If you notice anything wrong, tell me. I want to feel secure in my knowledge of this before I do the stuff my class is doing (which is rather simple, math-wise).

 

[nate808]

Thank you for sharing your problem and solution with us. It's great to see that you are already exploring and enjoying the world of differential equations!

Your solution for part (a) looks correct to me. I appreciate that you took the time to explain each step and show your work. It's always a good idea to double check your calculations and make sure all the units are consistent. For example, in the final equation, the units for [Br2] should be in M (molarity), not Ms (milliseconds).

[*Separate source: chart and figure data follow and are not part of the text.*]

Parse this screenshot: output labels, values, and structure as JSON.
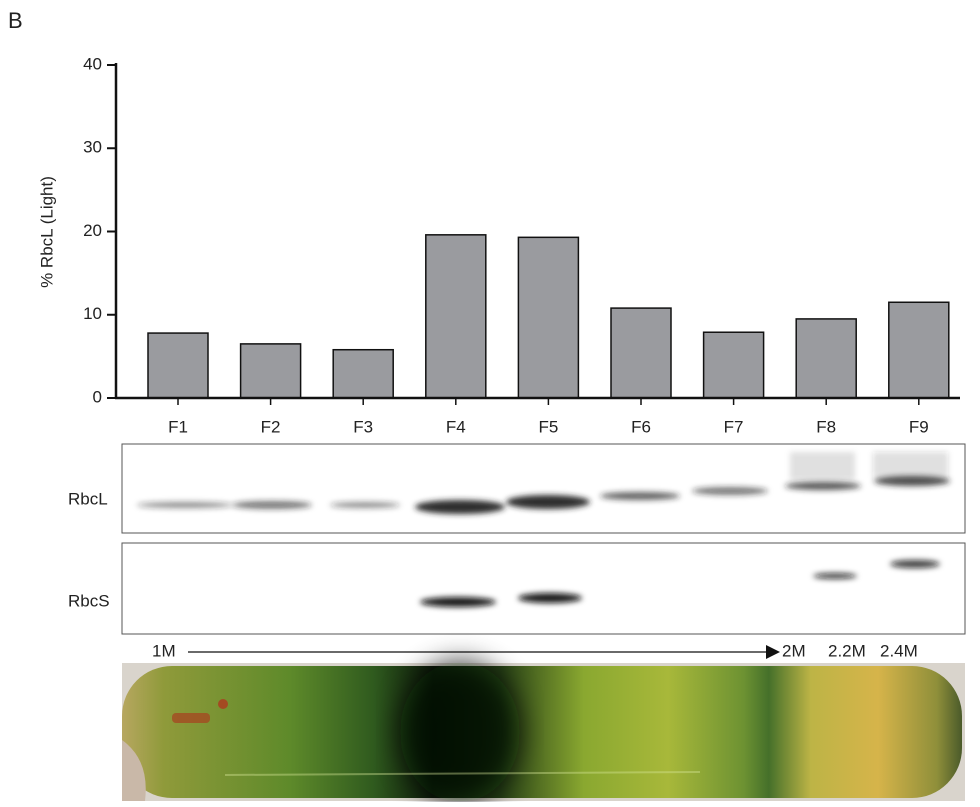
{
  "panel_label": "B",
  "chart_data": {
    "type": "bar",
    "ylabel": "% RbcL (Light)",
    "categories": [
      "F1",
      "F2",
      "F3",
      "F4",
      "F5",
      "F6",
      "F7",
      "F8",
      "F9"
    ],
    "values": [
      7.8,
      6.5,
      5.8,
      19.6,
      19.3,
      10.8,
      7.9,
      9.5,
      11.5
    ],
    "color": "#9a9b9f",
    "ylim": [
      0,
      40
    ],
    "yticks": [
      0,
      10,
      20,
      30,
      40
    ]
  },
  "blots": [
    {
      "label": "RbcL"
    },
    {
      "label": "RbcS"
    }
  ],
  "gradient": {
    "start": "1M",
    "end": "2M",
    "labels": [
      "2.2M",
      "2.4M"
    ]
  }
}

In part (b), it seems like you are assuming that the concentration of HCOOH is constant at 100 seconds, which may not be the case. It would be more accurate to use the concentration of HCOOH at 100 seconds, which can be determined using the equation you found in part (a). Also, be careful with your units here - the rate of appearance of [Br^-] should be in M/s, not Ms^-1.

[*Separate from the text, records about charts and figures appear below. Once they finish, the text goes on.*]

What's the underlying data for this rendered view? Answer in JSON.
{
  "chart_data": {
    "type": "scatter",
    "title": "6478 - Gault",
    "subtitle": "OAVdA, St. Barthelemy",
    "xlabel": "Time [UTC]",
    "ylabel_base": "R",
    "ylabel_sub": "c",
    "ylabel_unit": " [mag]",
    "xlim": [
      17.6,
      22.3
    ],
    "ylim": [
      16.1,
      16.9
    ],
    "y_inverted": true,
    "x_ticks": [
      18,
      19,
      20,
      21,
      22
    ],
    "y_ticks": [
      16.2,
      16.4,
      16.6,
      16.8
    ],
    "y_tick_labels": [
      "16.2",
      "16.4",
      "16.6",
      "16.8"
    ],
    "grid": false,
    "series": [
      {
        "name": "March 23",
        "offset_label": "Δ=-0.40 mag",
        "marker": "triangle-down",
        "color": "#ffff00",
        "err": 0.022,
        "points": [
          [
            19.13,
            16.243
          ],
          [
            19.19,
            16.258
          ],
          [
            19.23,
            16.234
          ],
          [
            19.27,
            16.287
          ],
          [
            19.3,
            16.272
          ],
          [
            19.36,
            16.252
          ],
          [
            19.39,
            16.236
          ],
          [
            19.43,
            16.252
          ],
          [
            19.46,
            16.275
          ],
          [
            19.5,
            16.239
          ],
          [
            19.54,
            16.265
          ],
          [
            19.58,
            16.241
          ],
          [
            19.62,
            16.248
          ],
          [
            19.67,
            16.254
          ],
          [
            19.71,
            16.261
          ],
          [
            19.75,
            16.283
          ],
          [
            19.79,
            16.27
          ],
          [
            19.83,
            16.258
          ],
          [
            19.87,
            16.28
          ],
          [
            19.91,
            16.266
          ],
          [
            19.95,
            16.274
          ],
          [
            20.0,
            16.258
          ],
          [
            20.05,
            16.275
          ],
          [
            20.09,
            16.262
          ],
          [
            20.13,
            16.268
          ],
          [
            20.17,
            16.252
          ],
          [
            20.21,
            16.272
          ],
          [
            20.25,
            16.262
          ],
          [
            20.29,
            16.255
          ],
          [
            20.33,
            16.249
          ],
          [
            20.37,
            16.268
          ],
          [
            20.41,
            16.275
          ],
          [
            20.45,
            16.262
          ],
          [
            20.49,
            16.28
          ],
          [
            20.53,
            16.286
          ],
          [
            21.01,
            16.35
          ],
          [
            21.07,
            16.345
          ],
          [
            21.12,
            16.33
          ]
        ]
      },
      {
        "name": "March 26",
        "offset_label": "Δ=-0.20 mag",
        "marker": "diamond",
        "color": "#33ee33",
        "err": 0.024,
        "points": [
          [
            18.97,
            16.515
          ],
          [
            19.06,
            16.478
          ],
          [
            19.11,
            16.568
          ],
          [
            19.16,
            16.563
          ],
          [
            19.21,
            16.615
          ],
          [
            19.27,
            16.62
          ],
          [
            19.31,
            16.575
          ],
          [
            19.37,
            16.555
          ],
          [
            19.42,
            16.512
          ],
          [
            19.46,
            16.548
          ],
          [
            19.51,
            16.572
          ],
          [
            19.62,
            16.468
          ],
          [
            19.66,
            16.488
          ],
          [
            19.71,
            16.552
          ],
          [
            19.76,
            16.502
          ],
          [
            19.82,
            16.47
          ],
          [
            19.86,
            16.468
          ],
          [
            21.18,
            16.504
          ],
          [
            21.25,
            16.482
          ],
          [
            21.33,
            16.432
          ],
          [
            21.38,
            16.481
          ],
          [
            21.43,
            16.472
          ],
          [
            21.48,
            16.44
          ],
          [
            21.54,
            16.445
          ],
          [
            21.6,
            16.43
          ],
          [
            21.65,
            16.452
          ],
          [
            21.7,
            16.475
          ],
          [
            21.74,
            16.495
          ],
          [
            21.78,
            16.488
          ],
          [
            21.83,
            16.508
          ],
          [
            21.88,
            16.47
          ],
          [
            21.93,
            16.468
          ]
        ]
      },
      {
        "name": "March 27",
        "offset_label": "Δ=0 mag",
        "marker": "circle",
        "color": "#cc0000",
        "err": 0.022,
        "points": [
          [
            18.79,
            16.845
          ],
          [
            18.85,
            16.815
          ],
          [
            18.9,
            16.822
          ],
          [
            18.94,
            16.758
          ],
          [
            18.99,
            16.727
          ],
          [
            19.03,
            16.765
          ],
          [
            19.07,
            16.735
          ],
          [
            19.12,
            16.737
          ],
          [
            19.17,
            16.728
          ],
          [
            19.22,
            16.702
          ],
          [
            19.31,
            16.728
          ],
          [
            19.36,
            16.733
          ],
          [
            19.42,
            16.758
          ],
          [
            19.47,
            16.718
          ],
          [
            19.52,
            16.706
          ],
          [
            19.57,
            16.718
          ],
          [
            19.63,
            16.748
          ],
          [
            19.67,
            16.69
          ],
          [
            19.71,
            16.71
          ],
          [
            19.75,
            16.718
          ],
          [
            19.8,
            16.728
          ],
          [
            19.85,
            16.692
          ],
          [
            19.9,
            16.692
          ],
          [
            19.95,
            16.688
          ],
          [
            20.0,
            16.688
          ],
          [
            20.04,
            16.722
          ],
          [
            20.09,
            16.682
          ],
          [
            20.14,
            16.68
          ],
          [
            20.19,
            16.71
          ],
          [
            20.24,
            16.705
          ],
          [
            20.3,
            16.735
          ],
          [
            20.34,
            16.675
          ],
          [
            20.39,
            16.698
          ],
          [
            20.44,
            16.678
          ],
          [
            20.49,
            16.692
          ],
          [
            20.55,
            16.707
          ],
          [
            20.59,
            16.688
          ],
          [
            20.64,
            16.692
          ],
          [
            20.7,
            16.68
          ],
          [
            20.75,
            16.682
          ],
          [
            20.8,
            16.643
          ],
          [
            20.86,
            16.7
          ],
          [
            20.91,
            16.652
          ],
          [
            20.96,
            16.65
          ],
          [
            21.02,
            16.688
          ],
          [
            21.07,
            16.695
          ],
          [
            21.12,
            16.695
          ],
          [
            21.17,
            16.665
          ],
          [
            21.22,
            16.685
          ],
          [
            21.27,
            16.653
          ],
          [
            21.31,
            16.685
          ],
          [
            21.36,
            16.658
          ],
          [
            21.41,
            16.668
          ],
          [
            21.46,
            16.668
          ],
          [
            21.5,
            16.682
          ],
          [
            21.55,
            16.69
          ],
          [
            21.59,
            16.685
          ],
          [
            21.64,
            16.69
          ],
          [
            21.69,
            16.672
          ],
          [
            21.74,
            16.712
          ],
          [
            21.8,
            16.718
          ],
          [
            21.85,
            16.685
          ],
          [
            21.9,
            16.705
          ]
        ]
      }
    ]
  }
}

For part (c), your approach seems reasonable, but there are a few things to consider. Firstly, the pressure of the system will not only depend on the concentration of CO2, but also on the volume of the container. Secondly, the ideal gas law assumes that the gas particles are in constant motion and do not interact with each other, which may not be the case in a real system. It would be more accurate to use the van der Waals equation or another more sophisticated model for the behavior of gases. Finally, just like in part (a), make sure that your units are consistent - the units for [CO2] should be in mol/L, not M.

Overall, your solution shows a good understanding of the concepts and techniques involved in solving this type of problem. Keep up the good work and keep exploring the fascinating world of differential equations!